The problem of maintaining a reliable national defence in a libertarian society has exercised many minds. National defence is a quintessential public good; only in concert can a country hope to fend off a foreign invasion. How then can it be funded without resorting to taxation? How can it be organised without the domineering inefficiencies of central government? How can free riders be discouraged?

I suggest that the answer lies in a system of mutual defence associations or militias. For the most part I shall be describing a system appropriate to an anarcho-capitalist society, but similar arrangements will also be applicable to ultraminimal or other limited states.

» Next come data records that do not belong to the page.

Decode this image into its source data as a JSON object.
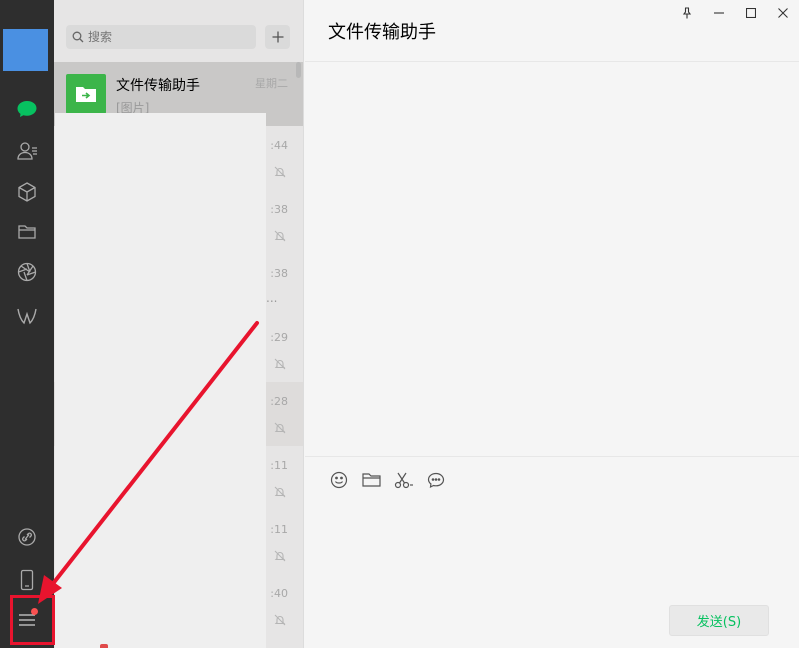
{
  "sidebar": {
    "items": [
      {
        "icon": "chat-icon",
        "active": true
      },
      {
        "icon": "contacts-icon"
      },
      {
        "icon": "favorites-cube-icon"
      },
      {
        "icon": "folder-icon"
      },
      {
        "icon": "moments-aperture-icon"
      },
      {
        "icon": "mini-program-icon"
      }
    ],
    "bottom_items": [
      {
        "icon": "link-icon"
      },
      {
        "icon": "phone-icon"
      },
      {
        "icon": "menu-icon",
        "has_badge": true
      }
    ]
  },
  "search": {
    "placeholder": "搜索"
  },
  "add_button_label": "+",
  "chat_list": [
    {
      "name": "文件传输助手",
      "preview": "[图片]",
      "time": "星期二",
      "active": true
    },
    {
      "time": ":44",
      "muted": true
    },
    {
      "time": ":38",
      "muted": true
    },
    {
      "time": ":38",
      "extra": "..."
    },
    {
      "time": ":29",
      "muted": true
    },
    {
      "time": ":28",
      "muted": true,
      "hover": true
    },
    {
      "time": ":11",
      "muted": true
    },
    {
      "time": ":11",
      "muted": true
    },
    {
      "time": ":40",
      "muted": true
    }
  ],
  "main": {
    "title": "文件传输助手",
    "window_controls": [
      "pin-icon",
      "minimize-icon",
      "maximize-icon",
      "close-icon"
    ],
    "toolbar": [
      "emoji-icon",
      "file-folder-icon",
      "screenshot-scissors-icon",
      "chat-history-icon"
    ],
    "send_label": "发送(S)"
  },
  "colors": {
    "sidebar_bg": "#2e2e2e",
    "accent_green": "#07c160",
    "annotation_red": "#e8142e"
  }
}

No single person can expect to have much influence on the effectiveness of the defence of his country. Whether or not he contributes his personal share of the defence costs will almost certainly make no difference; the country will survive without him, or be defeated either way. If he doesn't pay, but most other people do, he gets a free ride. He gets to be defended for nothing. If he does pay, but most other people don't, the country goes down the tubes and he wastes his money. Unless he can somehow be confident that the others will pay up if and only if he also pays, it is not in his self-interest to do so. This is the classic public good trap.

A central state can escape the public good trap and provide for national defence by means of taxation or conscription; cooperation becomes compulsory. Such methods are morally dubious at best and libertarians would prefer to avoid them. Under anarcho-capitalism they would be unavailable.

However, public goods can be provided without compulsion if they are at one and the same time private goods. Attractive gardens are a public good; but each gardener enjoys his own garden as a private good too; thus it is in his own interest to look after his own garden, whether or not his neighbours do likewise. Since it is in almost everyone's personal interest to see to the upkeep of his own garden, almost everyone does so, and everyone then benefits from the public good; there are few free riders, because this "free" riding actually imposes the significant cost of having to put up with one's own untidy garden.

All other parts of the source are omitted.